# The Cone of Silence: Separation by Localization

Our method performs source separation and localization for human speakers as described in our paper. This code allows you to run and evaluate our method on synthetically rendered data. If you have a multi-microphone array, you can also obtain real results like the ones in our demo video.

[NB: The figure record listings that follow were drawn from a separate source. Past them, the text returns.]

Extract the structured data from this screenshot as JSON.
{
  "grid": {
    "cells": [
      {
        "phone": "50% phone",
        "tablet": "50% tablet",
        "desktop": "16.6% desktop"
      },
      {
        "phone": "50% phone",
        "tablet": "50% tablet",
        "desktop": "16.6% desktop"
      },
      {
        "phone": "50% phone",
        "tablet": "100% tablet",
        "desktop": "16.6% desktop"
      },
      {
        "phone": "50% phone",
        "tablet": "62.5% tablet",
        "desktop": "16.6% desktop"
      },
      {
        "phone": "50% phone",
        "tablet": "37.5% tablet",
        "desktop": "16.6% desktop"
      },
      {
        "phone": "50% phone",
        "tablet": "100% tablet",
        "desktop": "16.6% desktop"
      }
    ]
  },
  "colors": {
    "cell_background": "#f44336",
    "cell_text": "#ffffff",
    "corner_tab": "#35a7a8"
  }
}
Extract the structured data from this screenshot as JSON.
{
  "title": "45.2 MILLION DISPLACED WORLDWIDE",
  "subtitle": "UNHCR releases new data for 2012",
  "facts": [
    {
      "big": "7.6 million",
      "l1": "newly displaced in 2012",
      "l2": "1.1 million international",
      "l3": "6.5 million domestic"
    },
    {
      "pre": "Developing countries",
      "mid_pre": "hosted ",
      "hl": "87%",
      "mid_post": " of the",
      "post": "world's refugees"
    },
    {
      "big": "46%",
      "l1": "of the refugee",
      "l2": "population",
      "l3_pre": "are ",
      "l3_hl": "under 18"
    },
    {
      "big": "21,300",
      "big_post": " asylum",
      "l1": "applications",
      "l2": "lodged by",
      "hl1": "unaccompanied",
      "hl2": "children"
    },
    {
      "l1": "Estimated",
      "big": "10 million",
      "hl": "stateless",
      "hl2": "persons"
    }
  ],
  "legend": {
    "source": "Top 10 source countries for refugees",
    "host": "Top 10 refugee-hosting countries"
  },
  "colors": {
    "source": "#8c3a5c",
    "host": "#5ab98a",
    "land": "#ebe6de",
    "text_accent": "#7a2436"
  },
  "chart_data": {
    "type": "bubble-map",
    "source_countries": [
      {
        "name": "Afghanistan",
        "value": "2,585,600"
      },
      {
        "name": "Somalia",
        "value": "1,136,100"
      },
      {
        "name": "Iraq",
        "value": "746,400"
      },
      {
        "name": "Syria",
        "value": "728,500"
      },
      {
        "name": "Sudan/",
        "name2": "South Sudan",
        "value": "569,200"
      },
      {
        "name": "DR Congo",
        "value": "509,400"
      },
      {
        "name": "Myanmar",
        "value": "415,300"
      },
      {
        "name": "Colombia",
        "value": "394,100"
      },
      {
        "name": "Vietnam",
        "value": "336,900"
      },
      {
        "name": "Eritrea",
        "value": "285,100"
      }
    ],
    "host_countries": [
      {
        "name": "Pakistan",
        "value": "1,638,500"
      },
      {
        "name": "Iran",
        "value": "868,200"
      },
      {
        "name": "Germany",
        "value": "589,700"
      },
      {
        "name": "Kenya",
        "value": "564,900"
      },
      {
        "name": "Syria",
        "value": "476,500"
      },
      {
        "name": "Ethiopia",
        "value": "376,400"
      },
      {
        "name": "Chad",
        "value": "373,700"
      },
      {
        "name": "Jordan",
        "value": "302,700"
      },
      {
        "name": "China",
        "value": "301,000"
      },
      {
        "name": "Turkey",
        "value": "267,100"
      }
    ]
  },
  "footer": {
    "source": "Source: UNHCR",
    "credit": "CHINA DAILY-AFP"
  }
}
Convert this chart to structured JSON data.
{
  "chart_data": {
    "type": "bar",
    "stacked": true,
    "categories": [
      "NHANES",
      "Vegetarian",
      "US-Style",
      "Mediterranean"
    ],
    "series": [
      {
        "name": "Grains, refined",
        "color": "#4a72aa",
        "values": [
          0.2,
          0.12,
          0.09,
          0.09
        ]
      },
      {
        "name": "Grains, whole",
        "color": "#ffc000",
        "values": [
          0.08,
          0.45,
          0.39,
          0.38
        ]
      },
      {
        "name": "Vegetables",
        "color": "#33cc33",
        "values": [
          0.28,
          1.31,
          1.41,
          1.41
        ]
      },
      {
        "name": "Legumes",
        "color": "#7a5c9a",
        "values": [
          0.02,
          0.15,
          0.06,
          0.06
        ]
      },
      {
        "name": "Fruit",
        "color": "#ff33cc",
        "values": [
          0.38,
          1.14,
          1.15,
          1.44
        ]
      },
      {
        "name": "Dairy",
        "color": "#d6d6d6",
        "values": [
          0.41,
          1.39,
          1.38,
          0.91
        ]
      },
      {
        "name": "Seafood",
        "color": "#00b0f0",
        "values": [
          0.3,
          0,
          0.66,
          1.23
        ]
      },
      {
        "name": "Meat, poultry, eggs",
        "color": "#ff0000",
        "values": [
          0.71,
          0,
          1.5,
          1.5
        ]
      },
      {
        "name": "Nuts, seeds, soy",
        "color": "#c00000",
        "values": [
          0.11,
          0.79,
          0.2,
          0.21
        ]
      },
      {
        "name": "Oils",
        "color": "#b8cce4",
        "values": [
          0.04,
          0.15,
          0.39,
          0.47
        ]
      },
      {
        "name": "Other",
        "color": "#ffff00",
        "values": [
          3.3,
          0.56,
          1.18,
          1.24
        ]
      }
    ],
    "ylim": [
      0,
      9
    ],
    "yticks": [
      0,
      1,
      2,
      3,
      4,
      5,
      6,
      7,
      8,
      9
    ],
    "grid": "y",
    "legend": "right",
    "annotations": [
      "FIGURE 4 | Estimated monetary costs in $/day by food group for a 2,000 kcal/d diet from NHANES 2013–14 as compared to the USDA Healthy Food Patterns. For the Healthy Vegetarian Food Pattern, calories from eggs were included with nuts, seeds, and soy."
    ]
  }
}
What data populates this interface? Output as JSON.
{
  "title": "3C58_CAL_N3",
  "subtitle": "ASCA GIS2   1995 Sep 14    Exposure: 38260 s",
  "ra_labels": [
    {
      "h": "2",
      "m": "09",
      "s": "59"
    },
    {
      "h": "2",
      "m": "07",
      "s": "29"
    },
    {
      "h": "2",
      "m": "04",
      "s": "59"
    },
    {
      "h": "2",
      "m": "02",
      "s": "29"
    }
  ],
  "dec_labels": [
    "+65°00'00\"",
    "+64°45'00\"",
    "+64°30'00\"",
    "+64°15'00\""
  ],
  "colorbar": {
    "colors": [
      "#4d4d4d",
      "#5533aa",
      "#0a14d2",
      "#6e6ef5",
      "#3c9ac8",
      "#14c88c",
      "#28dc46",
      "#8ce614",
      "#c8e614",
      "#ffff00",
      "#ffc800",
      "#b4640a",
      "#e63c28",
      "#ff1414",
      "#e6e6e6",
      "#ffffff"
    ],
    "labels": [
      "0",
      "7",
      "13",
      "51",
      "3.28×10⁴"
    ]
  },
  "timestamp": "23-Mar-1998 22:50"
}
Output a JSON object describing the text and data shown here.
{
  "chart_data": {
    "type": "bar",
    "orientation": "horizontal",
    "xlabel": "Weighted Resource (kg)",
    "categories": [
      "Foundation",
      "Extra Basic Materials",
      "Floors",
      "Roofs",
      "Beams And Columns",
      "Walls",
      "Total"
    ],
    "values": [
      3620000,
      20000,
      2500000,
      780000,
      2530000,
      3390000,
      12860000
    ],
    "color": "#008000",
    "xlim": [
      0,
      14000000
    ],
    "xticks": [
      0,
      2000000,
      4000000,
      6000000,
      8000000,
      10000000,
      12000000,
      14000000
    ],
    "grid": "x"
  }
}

Our pre-trained models work with the 4 mic [Seed ReSpeaker MicArray v 2.0](https://wiki.seeedstudio.com/ReSpeaker_Mic_Array_v2.0/) or a synthetic 6 microphone array of radius 7.25cm.

### Requirements
librosa
torch
soundfile
scipy
pyroomacoustics
matplotlib

cd into the directory and run
```export PYTHONPATH=$PYTHONPATH:`pwd` ```

### Rendering the Data

The default mic setup is for the ReSpeaker 4 mic array mentioned above. For numerical experiments, we used a slighly different synthetic setup as mentioned previously.
```python cos/generate_dataset.py /path/to/VCTK/data ./output/somename --input_background_path any_bg_sounds.wav --n_voices 2  --n_outputs 1000 --mic_radius {radius} --n_mics {M}```

### Training on Synthetic Data
Below is an example command to train on the rendered data. You need to replace the training and testing dirs with the path to the generated datasets from above.
```python cos/training/train.py ./generated/train_dir ./generated/test_dir --name experiment_name --checkpoints_dir ./checkpoints --pretrain_path ./path/to/pretrained.pt --batch_size 8 --mic_radius .03231  --n_mics 4 --use_cuda```

### Running on Real Data
When you capture the data, it must be a m channel recording from a microphone with the same configuration as used during training. If you want to support moving sources, change the DURATION variable to run on smaller time inputs.
```python cos/inference/separation_by_localization.py /path/to/model.pt /path/to/input_file.wav outputs/some_dirname/ --n_channels 4 --sr 44100 --mic_radius .03231 --use_cuda```

### Evaluation
For the synthetic data and evaluation, we use a setup of 6 mics in a circle of radius 7.25cm. The following is instructions to obtain results on mixtures of N voices and no backgrounds. First generate a synthetic datset with the microphone setup specified previous with ```--n_voices 8``` from the test set of VCTK. Then run the following script:  

```python cos/inference/evaluate_synthetic.py /path/to/rendered_data/ /path/to/model.pt --n_channels 6 --mic_radius .0725 --sr 22050 --use_cuda --n_workers 1 --n_voices {N}```

Add ```--compute_sdr``` separately to get the SDR.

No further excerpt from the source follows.